Work through the files in order by the numbers in the file names.
If you are on a Mac, your machine comes pre-installed with linux. Open up your "terminal" application, and type in "python". This will open up what we call a python shell. Here you can write python commands. Python scripts usually have a .py extension and can be run in the terminal with the command "python <filename>".

If you are on a linux, we assume you already have some experience with managing around the terminal, however the process is the same as a mac.

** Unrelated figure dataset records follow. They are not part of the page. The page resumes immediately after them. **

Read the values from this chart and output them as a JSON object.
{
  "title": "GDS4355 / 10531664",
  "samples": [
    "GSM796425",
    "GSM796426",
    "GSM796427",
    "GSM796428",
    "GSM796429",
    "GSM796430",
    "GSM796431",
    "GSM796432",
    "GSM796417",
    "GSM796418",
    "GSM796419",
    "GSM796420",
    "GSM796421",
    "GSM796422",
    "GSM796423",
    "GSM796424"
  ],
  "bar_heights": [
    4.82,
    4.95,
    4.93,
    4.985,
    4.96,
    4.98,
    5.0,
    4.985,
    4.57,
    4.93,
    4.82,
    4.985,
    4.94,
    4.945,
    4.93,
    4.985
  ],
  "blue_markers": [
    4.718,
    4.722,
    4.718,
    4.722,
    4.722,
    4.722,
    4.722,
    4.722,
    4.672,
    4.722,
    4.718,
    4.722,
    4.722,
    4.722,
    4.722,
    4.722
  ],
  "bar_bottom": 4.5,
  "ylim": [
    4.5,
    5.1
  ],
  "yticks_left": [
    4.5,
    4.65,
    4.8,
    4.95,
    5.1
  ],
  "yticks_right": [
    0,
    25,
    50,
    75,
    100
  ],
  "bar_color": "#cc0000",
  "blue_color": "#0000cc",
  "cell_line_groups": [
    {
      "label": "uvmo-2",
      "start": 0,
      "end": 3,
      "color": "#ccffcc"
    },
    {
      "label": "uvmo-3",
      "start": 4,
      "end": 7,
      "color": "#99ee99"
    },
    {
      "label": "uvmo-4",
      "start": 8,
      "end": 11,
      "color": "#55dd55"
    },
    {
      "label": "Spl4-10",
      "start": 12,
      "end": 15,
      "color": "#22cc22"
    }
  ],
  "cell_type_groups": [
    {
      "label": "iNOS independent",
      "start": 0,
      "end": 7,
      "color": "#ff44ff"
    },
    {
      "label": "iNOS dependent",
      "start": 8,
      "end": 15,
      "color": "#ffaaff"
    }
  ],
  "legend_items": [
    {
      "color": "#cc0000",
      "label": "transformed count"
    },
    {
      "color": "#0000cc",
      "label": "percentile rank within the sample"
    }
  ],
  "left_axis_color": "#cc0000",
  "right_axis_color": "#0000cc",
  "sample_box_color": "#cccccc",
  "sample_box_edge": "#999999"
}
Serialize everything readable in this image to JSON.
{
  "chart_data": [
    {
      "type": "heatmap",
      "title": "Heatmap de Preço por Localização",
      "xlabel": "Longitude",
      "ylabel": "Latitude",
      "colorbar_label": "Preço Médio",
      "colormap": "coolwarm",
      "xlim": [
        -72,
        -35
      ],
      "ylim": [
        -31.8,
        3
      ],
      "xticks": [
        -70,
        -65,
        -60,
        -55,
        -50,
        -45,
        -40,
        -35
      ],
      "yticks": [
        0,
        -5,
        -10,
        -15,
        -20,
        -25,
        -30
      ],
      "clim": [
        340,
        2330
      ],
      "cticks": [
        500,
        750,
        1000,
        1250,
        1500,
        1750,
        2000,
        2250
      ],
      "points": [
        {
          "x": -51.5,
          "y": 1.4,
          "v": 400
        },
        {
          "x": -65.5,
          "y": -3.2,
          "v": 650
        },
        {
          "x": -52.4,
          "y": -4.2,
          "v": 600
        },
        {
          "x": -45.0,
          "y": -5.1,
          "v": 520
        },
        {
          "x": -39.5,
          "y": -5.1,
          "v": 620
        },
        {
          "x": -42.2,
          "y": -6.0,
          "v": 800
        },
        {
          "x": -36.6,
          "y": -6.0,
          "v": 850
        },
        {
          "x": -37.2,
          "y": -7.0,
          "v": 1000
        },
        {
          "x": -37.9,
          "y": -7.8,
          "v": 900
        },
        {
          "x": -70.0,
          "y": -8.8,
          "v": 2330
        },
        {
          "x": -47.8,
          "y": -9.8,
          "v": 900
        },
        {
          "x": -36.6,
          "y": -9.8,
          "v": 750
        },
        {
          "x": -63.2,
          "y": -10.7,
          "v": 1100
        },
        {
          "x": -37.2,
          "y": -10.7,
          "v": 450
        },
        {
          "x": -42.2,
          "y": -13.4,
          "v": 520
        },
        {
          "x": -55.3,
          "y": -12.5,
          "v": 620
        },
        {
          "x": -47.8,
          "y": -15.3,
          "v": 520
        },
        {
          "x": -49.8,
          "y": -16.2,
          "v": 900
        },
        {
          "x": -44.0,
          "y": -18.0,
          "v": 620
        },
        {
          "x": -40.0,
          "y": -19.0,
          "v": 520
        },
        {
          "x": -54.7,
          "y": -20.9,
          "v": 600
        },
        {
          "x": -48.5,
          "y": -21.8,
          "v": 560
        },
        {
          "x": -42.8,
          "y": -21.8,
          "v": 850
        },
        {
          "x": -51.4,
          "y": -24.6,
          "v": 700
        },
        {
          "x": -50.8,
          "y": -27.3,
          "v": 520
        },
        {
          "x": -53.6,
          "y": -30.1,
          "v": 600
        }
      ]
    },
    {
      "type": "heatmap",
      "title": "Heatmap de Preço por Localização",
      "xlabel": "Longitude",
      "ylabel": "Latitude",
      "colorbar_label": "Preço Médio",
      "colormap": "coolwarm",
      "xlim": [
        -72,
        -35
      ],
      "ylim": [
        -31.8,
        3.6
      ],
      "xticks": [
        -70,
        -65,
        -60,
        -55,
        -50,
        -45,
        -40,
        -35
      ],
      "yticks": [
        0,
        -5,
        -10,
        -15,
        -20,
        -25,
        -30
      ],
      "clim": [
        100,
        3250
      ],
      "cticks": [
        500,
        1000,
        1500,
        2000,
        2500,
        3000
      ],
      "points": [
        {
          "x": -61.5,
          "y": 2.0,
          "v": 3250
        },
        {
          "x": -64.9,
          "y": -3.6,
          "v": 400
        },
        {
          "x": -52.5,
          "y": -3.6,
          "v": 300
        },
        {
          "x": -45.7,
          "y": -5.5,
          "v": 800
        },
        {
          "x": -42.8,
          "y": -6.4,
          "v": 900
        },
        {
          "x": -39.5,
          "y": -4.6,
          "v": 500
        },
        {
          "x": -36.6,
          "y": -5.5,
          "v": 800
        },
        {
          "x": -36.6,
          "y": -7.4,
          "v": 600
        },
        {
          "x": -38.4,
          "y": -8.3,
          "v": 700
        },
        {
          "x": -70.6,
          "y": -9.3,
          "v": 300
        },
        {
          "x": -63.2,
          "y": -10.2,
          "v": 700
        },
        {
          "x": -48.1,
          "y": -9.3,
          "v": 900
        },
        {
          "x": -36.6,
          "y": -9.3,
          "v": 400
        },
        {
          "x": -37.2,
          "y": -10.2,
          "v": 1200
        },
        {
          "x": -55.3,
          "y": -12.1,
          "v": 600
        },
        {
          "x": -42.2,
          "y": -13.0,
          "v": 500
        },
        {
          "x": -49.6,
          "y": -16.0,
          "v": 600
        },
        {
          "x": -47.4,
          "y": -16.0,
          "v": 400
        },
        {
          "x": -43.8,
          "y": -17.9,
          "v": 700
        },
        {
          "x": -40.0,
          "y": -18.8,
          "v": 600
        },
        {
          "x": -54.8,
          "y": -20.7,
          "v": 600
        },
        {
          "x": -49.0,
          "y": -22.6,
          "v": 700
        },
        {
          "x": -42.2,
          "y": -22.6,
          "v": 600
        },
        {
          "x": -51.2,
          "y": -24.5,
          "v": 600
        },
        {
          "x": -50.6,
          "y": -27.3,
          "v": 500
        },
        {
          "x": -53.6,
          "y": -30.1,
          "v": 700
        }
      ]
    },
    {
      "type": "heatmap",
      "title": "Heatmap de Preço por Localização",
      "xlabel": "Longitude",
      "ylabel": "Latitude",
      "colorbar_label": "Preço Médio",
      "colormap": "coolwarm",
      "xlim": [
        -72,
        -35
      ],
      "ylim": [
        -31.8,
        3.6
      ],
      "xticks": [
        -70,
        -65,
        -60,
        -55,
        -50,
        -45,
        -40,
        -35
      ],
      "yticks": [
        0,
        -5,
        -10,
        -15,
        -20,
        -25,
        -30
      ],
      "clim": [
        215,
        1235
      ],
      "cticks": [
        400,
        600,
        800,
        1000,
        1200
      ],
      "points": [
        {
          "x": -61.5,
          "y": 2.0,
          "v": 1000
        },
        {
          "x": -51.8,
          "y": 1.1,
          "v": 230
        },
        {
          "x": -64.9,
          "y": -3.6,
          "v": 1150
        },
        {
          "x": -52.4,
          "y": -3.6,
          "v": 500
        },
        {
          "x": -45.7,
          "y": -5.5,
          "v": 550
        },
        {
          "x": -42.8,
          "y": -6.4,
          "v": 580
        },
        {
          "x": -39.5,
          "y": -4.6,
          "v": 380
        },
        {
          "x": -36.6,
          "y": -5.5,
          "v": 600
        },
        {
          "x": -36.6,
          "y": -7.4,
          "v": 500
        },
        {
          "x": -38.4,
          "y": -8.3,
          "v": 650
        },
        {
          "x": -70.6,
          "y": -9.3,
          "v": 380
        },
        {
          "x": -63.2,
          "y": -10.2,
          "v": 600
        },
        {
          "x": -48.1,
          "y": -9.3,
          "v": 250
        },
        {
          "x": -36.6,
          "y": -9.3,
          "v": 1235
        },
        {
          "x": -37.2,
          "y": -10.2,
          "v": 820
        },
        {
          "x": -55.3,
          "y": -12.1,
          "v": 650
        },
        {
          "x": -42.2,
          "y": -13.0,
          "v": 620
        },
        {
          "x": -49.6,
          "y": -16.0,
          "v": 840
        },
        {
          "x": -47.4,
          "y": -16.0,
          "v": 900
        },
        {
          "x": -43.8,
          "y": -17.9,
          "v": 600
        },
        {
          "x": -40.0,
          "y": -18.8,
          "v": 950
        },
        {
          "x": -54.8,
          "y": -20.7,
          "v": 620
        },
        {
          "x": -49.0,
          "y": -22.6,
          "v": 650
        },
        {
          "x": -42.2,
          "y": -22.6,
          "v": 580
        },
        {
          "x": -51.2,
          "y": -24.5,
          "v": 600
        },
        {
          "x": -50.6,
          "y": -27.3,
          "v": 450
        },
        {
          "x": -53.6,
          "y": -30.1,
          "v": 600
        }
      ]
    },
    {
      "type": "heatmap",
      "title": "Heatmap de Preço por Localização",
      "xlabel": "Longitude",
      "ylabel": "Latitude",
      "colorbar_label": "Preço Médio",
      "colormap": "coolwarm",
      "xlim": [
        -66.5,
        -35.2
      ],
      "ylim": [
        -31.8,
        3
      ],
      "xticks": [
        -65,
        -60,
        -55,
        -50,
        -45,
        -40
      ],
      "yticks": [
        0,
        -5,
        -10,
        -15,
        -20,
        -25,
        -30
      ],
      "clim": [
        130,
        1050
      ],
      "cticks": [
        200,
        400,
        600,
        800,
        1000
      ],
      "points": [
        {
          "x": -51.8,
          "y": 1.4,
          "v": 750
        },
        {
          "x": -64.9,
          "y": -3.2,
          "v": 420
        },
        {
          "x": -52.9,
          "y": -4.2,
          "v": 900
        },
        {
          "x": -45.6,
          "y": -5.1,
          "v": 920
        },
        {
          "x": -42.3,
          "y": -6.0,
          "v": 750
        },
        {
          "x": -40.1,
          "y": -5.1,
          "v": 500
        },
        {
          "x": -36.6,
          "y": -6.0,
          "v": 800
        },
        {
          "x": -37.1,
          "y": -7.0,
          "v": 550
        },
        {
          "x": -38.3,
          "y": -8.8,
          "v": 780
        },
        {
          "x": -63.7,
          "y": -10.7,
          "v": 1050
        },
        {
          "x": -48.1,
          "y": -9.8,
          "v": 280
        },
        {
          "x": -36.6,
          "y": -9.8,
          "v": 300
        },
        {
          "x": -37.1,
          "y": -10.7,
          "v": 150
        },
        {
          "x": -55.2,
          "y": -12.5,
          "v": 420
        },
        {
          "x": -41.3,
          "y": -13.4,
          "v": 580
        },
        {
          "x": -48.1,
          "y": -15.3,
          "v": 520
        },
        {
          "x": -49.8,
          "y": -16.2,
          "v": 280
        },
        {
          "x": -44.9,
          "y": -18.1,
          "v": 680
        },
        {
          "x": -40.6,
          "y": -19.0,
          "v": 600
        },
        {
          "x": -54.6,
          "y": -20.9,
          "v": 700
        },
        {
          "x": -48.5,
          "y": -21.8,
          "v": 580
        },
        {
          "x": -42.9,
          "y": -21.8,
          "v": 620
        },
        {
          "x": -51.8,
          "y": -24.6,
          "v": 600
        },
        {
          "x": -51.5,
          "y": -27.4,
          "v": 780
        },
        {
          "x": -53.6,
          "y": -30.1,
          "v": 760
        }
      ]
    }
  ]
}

Another helpful resource are the official Python docs: https://docs.python.org/3/
If you are on a windows, follow the section "How to Install Python 3
" from this page - https://www.howtogeek.com/197947/how-to-install-python-on-windows/. You will also need to set up the Environment Variables as they show in that tutorial. This sounds confusing at first, but all that these do are tell your computer where certain files (like files needed by python to run) are located. Depending upon where you install it, you can set the Environment Variables.

## I have python, how do I use this tutorial?

1. Work through the files in order by the numbers in the file names. Each Tutorial has comments (lines starting with # which tell you what the lines of code below do).
2. I suggest take 2 passes at each file. First, read, second try to write commands yourself without seeing the code below. This will give you good experience with the syntax.
3. Work on the project, which ties together all that you learn in the tutorial for an application, giving you hands on experience.

## How do I learn more?

When you complete the project, you'll be in good shape to take on most basic python tasks. Always remember that a large chunk of programming is basically searching on the internet for similar problems people have faced before. www.stackoverflow.com is your best resource for this.

Reading official python docs (https://docs.python.org/3/) seems scary at first, there's a lot of things written and a lot of terms used which you won't understand at first. But as your problems get more advanced, this will be the only source that can help you ultimately. So, try to get better at reading docs. Keep working on it whenever you get some time, try not to be bogged down. Trust me, it'll be well worth it.